Small models surpassing GPT-4o zero-shot performance after specialized training suggests that many "abstract visual reasoning capabilities" are not mysterious emergences but results of insufficient training distribution coverage.

Limitations & Future Work¶

Data sources are mainly general encyclopedic MMKGs; specialized domains like scientific or medical knowledge graphs are not fully covered.
While the eight task types are systematic, they are still fixed templates; real-world knowledge image needs may be more open-ended, such as path explanation, counterfactual editing, or cross-graph alignment.
KGRPO experiments were limited by compute and mainly conducted on models below 8B; the training efficiency and stability for larger models still need verification.
The CoT judge uses a strong MLLM for automatic scoring. While scalable, it may still miss fine-grained knowledge errors.
The image rendering process itself may affect results; node layout, text density, and edge occlusion change the difficulty level. Future work could include layout robustness in the evaluation.

vs M3STR: M3STR focuses more on evaluating MLLM understanding of multimodal structured knowledge. This paper goes further by providing a data engine and training framework aimed at "enhancing capabilities."
vs MM-Instruct: MM-Instruct also performs abstract image synthesis, but this work focuses on relational knowledge images with stronger task structure and answer verifiability.
vs ChartQA / MathVista / MMMU: These benchmarks test charts, math diagrams, and multidisciplinary visual knowledge. This paper tests structured abstract reasoning in entity-relation graphs, where errors are closer to KG reasoning than visual perception.
vs Standard GRPO: Standard GRPO is effective for result optimization, but it tends to overlook relational hallucinations in STAR CoTs.

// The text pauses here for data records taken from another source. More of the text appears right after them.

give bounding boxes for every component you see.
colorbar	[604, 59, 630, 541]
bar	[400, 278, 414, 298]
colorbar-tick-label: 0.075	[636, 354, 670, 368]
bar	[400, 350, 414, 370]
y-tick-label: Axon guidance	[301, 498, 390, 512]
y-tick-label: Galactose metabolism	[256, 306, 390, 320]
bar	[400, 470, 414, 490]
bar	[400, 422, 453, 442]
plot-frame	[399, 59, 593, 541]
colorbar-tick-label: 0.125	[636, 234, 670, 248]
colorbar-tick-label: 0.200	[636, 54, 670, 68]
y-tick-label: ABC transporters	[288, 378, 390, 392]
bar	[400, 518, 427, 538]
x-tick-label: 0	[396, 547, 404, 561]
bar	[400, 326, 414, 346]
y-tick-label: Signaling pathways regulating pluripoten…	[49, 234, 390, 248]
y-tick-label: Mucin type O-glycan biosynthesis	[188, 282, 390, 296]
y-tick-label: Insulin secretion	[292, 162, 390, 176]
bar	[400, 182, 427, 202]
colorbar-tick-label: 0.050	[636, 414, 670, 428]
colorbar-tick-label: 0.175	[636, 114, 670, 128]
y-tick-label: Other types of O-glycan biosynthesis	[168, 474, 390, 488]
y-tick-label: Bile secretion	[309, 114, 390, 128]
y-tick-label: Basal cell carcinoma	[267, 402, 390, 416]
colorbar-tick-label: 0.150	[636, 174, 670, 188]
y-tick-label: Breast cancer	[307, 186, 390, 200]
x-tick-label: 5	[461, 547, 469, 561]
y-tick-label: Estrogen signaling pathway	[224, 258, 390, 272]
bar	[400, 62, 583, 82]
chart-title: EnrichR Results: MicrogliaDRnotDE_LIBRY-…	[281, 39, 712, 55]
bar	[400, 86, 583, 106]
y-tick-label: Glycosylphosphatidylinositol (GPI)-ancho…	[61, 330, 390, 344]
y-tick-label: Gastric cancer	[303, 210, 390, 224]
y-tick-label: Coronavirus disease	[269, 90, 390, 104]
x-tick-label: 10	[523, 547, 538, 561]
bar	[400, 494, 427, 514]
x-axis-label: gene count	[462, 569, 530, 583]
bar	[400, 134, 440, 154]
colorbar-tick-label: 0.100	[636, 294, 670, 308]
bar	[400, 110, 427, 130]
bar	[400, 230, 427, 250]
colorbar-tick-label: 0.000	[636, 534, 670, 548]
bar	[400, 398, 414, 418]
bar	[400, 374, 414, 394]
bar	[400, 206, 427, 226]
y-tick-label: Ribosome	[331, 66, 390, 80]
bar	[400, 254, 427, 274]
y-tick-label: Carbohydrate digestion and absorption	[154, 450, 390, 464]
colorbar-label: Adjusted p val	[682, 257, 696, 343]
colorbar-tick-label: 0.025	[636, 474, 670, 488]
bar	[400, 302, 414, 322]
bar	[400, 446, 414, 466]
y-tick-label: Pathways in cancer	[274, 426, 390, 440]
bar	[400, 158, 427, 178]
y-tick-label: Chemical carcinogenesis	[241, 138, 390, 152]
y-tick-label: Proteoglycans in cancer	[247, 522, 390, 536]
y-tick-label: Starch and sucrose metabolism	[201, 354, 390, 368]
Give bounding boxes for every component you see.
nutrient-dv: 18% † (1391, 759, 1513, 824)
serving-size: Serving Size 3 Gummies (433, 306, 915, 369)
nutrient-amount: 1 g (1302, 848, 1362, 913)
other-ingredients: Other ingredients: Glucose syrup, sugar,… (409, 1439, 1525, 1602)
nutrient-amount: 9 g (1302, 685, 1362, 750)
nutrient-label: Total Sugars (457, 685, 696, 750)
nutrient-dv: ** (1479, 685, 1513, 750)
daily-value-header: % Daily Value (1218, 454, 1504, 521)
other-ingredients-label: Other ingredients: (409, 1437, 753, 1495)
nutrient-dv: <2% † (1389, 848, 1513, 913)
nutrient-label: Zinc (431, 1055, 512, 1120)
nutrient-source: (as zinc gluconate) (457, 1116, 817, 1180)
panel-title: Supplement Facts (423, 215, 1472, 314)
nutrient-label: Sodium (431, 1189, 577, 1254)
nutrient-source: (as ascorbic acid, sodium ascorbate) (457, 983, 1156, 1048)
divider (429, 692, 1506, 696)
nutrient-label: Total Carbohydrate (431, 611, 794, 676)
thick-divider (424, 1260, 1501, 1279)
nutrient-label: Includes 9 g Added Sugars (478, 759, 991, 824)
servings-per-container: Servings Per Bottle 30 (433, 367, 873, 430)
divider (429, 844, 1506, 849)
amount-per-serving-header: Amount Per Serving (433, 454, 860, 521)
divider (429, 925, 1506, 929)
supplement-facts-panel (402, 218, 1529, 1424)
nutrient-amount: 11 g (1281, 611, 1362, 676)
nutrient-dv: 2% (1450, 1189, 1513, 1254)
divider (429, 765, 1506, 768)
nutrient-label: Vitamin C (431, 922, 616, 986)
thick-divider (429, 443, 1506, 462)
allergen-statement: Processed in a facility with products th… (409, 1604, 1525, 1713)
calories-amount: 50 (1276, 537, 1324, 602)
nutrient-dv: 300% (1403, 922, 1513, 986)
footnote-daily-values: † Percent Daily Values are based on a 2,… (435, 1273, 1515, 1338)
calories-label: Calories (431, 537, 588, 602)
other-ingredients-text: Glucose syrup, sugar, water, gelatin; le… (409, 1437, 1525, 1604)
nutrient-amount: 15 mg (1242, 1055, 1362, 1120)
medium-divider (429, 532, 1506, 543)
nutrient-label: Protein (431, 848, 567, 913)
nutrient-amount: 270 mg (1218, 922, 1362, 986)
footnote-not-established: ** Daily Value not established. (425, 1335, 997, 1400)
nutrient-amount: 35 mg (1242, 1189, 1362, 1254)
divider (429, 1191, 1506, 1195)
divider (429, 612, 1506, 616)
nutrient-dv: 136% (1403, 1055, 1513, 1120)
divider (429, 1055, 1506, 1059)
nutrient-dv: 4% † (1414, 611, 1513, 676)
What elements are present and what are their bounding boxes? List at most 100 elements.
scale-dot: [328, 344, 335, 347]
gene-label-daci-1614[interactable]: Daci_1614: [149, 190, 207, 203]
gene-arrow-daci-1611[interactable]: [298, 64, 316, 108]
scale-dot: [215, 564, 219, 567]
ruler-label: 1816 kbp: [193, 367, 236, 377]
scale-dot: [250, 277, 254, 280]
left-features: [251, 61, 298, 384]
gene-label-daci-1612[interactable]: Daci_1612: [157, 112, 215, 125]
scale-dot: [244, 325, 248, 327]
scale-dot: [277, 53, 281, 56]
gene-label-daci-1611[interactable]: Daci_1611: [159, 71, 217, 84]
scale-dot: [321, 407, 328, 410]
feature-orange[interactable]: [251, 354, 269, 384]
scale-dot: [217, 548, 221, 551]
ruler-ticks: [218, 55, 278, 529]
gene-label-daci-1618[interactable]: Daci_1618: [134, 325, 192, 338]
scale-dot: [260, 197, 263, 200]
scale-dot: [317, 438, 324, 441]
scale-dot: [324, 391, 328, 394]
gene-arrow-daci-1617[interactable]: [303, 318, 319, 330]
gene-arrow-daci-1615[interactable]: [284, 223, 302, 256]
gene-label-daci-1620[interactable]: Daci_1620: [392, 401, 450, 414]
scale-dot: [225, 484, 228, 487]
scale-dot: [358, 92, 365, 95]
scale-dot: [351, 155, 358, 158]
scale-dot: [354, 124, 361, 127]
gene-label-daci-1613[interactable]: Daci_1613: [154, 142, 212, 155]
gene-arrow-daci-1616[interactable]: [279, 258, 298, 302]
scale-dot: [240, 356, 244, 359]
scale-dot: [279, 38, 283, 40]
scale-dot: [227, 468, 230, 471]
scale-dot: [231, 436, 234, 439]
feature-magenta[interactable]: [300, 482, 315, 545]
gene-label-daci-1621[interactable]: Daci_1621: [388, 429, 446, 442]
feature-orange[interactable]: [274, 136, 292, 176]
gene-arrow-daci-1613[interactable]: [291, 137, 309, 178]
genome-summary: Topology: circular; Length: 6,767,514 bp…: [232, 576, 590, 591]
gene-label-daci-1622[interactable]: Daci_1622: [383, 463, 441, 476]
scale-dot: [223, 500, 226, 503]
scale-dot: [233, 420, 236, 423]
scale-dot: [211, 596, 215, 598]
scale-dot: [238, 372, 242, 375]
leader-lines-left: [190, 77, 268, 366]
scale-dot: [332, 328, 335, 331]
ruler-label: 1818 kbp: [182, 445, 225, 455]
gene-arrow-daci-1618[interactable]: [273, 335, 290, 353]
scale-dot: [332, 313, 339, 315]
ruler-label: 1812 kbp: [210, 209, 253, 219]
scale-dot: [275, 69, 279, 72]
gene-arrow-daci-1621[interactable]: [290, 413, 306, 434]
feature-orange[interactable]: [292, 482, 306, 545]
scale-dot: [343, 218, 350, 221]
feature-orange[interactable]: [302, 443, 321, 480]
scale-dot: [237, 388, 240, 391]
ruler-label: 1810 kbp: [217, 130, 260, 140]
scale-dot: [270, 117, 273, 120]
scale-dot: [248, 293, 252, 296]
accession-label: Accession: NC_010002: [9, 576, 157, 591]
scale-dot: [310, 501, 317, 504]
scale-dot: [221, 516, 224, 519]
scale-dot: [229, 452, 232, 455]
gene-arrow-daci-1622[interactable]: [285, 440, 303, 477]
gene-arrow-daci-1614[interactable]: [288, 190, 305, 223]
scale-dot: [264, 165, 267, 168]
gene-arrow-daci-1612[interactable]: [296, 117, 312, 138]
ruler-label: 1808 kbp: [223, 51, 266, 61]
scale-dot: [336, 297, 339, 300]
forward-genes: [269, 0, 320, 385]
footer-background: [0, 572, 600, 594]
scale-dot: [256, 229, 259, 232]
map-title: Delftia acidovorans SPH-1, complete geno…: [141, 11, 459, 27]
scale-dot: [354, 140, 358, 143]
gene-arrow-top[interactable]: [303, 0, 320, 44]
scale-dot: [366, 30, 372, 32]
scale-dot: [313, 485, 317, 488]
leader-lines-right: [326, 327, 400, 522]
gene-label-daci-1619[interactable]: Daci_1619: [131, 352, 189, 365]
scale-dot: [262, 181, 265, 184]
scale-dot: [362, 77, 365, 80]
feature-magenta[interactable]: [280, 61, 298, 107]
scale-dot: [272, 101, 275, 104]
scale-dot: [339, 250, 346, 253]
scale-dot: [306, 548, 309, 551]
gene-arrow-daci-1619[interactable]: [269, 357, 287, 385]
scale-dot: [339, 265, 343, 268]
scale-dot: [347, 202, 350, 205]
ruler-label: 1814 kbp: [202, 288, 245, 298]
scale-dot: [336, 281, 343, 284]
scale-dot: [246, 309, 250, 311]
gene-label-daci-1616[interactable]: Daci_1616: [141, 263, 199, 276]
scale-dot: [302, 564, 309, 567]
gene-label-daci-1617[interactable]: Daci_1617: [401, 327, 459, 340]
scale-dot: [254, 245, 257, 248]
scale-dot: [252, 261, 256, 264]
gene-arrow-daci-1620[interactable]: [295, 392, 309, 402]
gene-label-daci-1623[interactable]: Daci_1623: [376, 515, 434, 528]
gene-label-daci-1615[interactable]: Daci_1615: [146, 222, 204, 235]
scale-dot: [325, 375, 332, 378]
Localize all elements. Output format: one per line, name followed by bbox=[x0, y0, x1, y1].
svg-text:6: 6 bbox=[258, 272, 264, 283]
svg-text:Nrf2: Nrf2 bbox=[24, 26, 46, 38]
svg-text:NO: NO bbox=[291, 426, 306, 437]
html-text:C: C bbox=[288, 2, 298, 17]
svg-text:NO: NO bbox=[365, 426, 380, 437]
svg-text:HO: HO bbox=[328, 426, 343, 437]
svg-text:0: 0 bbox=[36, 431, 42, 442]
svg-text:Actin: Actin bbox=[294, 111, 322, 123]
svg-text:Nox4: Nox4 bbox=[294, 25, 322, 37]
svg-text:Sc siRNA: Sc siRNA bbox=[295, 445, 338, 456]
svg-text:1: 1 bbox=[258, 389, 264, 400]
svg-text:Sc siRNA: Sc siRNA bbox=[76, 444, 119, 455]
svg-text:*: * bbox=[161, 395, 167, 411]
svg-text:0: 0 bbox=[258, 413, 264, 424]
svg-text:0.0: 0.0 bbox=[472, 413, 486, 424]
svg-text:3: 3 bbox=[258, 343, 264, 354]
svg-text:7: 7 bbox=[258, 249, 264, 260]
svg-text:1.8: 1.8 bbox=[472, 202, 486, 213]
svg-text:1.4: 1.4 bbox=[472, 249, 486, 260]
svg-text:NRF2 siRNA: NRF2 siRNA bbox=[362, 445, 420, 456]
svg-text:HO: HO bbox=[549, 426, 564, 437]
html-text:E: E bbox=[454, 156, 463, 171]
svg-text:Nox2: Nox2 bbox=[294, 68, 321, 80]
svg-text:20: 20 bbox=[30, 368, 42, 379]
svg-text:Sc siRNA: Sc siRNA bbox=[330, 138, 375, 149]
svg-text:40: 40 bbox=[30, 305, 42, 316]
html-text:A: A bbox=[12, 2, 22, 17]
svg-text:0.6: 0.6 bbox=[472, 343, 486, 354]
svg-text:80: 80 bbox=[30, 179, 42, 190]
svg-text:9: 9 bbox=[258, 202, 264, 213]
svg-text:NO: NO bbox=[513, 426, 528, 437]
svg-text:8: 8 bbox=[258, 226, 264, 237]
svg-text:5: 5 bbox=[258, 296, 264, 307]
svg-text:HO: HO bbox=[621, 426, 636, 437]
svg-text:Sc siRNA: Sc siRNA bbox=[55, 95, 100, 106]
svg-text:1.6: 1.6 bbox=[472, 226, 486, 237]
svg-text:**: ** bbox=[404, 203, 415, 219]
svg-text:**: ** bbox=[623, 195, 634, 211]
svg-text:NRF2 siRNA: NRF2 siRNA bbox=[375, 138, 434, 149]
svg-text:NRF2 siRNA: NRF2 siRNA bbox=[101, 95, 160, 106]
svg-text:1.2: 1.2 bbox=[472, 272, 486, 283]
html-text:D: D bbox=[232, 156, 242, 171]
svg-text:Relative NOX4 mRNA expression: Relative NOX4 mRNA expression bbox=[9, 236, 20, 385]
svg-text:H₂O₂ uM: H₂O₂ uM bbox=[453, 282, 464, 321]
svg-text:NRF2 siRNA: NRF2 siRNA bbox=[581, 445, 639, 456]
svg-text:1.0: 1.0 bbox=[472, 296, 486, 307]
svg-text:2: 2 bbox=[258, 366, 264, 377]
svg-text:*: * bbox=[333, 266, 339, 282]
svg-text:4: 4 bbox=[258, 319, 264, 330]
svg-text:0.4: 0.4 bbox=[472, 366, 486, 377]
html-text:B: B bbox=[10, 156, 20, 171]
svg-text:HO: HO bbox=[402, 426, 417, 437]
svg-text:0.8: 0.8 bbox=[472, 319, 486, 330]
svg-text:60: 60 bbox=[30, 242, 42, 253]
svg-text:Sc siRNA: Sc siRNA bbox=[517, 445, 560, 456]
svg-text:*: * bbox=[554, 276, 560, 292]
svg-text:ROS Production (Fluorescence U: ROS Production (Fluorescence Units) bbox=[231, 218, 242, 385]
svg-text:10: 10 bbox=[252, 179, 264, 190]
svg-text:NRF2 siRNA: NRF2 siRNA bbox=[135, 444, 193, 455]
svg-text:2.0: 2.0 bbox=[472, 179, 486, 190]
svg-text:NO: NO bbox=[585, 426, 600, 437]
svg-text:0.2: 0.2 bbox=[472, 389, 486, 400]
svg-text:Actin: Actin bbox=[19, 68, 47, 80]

The insight from KGRPO is that internal knowledge consistency should be part of the reward for reasoning tasks.

Rating¶

Novelty: ⭐⭐⭐⭐⭐ The combination of the STAR data engine and KGRPO on MMRK images is highly innovative, with clear task definitions.
Experimental Thoroughness: ⭐⭐⭐⭐☆ The main experiments cover 8 open-source MLLMs and multiple training strategies, though RL verification on large-scale models was somewhat limited.
Writing Quality: ⭐⭐⭐⭐☆ The structure is complete and the tables are solid, though the task numbering and numerous metrics (ACC/CoT) require effort to digest.
Value: ⭐⭐⭐⭐⭐ Highly relevant for multimodal knowledge graphs, VLM evaluation, and structured reasoning training.